Strategies for using data in recruitment

  1. Predictive analytics to identify patternsOne of the great innovations that recruiters have at their disposal is predictive analytics. Using algorithms to identify patterns in resumes, evaluations and performances, it is possible to predict which candidates are more likely to succeed in a given job position. “With predictive analytics, we can build more appropriate profiles based on previous successes, which helps reduce subjectivity in” decisions, comments Hosana.
  2. Monitoring performance metricsAnother essential point is to monitor the performance metrics of the recruitment process, such as the time to close a vacancy, the acceptance rate of offers and the retention of new employees. These metrics help to identify bottlenecks and find opportunities for improvement. According to a study by the LinkedIn76% of the respondent recruiters believe that to increase the efficiency of the selection process, the use of advanced metrics is required.
  3. Artificial Intelligence (AI) for screening candidatesAI has become a great ally in curriculum screening, accelerating initial selection and identifying candidates more aligned with the needs of the position. “No Infojobs, we use AI to optimize curriculum screening and analysis, allowing us to focus on candidates with real potential in the other” steps, explains Hosana.
  4. Improving the candidate experienceIn addition to optimizing the selection, the data helps to personalize the candidate experience. With structured feedback and evaluations, it is possible to identify flaws in the process and improve the candidate's journey, ensuring a positive experience. “When we use data to better understand the candidate's journey, we are able to not only optimize the selection process, but also make this experience more human and personalized. A well-conducted process can be decisive in accepting the offer,” explains Hosana.

Future trends in data usage

For Hosana, the future of talent acquisition is strongly linked to the ability of companies to interpret and apply data efficiently. “We are only at the beginning of the use of data in recruitment. There is still a lot of room to grow, and companies that can integrate these tools strategically, adjusting their processes continuously, will be better prepared to compete in the market and win the best” professionals, he says.

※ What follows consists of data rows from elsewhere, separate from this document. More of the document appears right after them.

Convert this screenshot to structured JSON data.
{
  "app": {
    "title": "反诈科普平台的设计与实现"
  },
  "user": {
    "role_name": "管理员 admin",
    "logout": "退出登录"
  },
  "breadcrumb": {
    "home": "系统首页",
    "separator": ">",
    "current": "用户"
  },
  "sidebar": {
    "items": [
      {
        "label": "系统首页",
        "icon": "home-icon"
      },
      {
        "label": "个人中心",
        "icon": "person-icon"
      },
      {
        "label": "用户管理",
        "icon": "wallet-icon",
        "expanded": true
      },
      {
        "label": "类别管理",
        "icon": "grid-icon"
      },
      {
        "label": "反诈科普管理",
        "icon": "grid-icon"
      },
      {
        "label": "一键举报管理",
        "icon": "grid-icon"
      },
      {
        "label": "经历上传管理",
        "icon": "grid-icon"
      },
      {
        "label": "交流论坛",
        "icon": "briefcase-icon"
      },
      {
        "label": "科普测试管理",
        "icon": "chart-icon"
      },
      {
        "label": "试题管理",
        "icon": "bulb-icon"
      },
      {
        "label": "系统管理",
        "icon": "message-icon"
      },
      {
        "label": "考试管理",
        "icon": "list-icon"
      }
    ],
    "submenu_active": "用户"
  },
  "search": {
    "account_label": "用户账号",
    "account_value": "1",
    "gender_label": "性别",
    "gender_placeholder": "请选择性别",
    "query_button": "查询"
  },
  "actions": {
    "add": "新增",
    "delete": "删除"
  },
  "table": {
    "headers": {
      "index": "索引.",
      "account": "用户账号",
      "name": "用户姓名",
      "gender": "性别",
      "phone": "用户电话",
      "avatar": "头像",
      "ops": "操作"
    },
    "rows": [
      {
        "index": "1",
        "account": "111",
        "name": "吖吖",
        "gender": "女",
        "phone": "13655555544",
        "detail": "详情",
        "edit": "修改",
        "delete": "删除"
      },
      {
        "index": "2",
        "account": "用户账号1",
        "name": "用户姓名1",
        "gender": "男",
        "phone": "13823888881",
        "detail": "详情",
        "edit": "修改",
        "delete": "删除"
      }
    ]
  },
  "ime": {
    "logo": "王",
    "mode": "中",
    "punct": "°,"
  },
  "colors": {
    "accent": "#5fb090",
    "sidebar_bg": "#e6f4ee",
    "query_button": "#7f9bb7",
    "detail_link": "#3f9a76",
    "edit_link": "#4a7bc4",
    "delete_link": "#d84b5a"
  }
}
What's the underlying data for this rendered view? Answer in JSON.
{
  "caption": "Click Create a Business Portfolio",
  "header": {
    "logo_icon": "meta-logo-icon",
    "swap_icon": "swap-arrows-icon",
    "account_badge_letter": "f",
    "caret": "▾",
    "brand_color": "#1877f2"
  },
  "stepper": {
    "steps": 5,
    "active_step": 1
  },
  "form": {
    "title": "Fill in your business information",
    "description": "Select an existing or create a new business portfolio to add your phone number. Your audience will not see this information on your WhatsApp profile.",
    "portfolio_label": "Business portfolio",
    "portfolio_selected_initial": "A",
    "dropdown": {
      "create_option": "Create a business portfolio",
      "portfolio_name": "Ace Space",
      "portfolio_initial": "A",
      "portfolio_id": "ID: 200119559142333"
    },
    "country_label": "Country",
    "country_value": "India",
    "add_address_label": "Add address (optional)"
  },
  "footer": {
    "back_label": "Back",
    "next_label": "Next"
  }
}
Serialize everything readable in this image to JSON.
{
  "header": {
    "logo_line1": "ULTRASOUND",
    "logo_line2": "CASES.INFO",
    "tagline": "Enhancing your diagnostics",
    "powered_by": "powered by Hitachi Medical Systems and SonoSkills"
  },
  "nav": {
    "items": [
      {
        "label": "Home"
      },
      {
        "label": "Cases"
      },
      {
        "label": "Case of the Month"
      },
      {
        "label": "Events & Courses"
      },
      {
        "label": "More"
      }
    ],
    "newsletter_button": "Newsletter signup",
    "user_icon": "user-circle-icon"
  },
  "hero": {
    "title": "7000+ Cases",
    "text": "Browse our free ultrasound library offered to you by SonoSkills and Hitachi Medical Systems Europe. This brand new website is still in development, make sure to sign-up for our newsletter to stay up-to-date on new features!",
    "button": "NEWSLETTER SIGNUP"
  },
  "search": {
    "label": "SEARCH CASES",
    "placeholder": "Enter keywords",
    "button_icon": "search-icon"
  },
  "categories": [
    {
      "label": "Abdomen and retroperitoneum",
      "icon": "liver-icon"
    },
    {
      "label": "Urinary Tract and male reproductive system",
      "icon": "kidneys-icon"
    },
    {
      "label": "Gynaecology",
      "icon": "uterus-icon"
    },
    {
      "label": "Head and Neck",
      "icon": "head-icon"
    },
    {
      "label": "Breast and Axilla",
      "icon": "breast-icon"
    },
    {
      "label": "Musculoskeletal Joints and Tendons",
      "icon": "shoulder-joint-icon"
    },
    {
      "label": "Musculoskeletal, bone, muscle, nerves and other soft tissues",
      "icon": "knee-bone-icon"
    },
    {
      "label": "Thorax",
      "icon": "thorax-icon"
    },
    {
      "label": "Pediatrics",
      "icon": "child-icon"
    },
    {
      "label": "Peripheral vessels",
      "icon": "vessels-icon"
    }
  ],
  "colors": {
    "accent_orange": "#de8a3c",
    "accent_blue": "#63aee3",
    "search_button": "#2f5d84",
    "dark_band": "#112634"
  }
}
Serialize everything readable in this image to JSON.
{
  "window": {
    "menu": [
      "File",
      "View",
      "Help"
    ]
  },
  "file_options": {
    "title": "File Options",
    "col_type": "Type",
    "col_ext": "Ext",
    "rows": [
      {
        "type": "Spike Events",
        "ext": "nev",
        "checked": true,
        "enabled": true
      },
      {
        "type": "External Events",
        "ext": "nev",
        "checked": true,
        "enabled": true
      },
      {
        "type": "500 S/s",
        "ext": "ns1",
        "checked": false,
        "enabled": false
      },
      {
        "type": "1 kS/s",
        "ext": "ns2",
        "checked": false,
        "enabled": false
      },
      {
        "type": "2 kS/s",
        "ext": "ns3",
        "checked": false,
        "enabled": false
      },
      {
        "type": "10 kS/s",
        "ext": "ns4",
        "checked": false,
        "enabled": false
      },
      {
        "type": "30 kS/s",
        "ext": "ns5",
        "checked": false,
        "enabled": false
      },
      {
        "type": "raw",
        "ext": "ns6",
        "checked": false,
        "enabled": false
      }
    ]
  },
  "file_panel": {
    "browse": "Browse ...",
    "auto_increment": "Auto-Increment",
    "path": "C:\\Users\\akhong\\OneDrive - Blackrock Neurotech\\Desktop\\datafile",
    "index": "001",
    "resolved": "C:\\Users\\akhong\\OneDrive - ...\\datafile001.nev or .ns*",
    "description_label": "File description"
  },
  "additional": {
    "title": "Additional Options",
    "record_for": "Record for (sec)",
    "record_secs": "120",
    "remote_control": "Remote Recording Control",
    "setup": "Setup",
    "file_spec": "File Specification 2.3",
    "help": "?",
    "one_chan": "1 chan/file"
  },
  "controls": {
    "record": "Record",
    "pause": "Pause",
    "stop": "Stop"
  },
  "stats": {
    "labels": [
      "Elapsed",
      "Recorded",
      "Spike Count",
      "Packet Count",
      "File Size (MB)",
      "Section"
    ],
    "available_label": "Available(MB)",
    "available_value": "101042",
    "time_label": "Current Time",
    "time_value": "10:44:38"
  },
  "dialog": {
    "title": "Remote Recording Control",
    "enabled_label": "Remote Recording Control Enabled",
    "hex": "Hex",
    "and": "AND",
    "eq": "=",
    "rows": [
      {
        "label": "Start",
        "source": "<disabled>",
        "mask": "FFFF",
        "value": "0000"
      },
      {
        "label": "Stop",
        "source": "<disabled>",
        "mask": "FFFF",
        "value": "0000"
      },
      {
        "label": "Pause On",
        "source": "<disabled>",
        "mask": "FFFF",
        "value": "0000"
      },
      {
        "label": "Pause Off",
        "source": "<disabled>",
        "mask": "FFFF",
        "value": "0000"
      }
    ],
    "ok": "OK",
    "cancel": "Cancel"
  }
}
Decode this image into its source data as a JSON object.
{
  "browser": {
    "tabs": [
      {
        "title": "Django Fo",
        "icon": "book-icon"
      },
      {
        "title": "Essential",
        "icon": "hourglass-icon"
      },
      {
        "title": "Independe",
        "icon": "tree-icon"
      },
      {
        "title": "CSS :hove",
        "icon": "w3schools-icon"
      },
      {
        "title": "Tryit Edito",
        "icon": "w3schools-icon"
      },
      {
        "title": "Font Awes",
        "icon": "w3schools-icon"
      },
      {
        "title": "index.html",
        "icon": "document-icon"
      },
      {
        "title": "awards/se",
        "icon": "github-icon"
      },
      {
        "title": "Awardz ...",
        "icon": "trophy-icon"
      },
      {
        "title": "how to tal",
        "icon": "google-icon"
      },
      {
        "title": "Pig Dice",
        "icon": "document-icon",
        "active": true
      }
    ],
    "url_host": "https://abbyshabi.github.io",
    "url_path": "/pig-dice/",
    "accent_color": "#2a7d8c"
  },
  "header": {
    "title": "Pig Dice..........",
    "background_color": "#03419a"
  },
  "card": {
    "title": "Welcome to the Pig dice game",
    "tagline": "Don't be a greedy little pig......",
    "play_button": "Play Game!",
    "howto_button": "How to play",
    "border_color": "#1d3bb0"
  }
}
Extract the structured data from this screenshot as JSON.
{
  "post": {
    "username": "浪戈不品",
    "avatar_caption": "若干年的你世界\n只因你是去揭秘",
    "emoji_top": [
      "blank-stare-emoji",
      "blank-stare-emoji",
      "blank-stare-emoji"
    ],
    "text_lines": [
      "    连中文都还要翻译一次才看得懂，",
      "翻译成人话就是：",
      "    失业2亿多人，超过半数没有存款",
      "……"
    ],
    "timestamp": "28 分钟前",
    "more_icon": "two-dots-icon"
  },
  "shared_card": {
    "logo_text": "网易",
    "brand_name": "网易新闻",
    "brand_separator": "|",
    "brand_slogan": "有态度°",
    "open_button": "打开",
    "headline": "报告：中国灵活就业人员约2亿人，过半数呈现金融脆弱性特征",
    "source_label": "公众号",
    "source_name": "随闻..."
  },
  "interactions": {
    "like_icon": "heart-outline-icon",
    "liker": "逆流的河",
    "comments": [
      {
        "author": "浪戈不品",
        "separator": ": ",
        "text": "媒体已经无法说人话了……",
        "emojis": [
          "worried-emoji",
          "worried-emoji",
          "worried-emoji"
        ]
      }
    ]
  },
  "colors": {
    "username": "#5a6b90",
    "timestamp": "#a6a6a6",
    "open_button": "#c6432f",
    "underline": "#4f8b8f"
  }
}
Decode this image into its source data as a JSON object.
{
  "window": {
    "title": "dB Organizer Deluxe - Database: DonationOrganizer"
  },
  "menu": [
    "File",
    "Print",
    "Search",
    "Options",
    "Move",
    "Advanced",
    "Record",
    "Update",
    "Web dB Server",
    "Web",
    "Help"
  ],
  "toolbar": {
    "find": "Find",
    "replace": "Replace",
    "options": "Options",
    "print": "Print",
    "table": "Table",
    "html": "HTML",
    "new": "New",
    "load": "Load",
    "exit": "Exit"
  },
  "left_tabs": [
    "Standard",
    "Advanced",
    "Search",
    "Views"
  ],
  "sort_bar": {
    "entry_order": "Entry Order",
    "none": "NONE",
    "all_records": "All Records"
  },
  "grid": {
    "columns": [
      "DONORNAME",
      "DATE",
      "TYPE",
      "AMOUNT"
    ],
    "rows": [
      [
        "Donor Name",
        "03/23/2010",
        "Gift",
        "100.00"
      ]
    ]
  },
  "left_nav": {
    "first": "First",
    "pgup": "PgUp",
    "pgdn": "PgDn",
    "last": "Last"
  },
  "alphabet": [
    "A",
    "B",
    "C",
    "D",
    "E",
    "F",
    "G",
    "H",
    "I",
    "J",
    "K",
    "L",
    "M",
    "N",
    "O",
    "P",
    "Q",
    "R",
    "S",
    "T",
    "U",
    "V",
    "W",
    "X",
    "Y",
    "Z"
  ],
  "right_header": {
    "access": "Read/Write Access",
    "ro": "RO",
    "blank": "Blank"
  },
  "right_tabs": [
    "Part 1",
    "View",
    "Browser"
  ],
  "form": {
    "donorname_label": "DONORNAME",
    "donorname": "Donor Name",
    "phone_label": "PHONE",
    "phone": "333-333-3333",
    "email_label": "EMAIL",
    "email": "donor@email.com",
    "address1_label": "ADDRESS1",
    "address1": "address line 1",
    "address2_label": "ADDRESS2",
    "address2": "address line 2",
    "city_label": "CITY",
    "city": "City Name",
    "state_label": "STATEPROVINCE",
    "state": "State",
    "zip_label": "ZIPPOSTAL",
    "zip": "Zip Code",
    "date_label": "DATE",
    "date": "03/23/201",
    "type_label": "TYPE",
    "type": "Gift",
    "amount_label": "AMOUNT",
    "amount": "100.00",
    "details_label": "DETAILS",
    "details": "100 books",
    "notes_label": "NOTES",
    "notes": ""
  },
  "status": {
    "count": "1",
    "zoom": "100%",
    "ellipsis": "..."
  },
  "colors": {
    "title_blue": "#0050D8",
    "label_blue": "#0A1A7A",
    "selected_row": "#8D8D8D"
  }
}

She adds that the difference is not only in the amount of data, but in the quality and ability to turn it into actionable insights.“It is not enough to accumulate information. The real challenge is knowing what to do with this data and how to use it to customize each stage of recruitment, from attraction to retention of talents”, she points out.

In addition, Hosana believes that the evolution of technologies such as Artificial Intelligence and predictive analytics will allow a level of customization never seen before in the selection process. “We are talking about processes that will be increasingly agile and assertive, where recruiters will be able to anticipate behaviors, predict needs and adjust strategies in real time, based on concrete data.”, he concludes.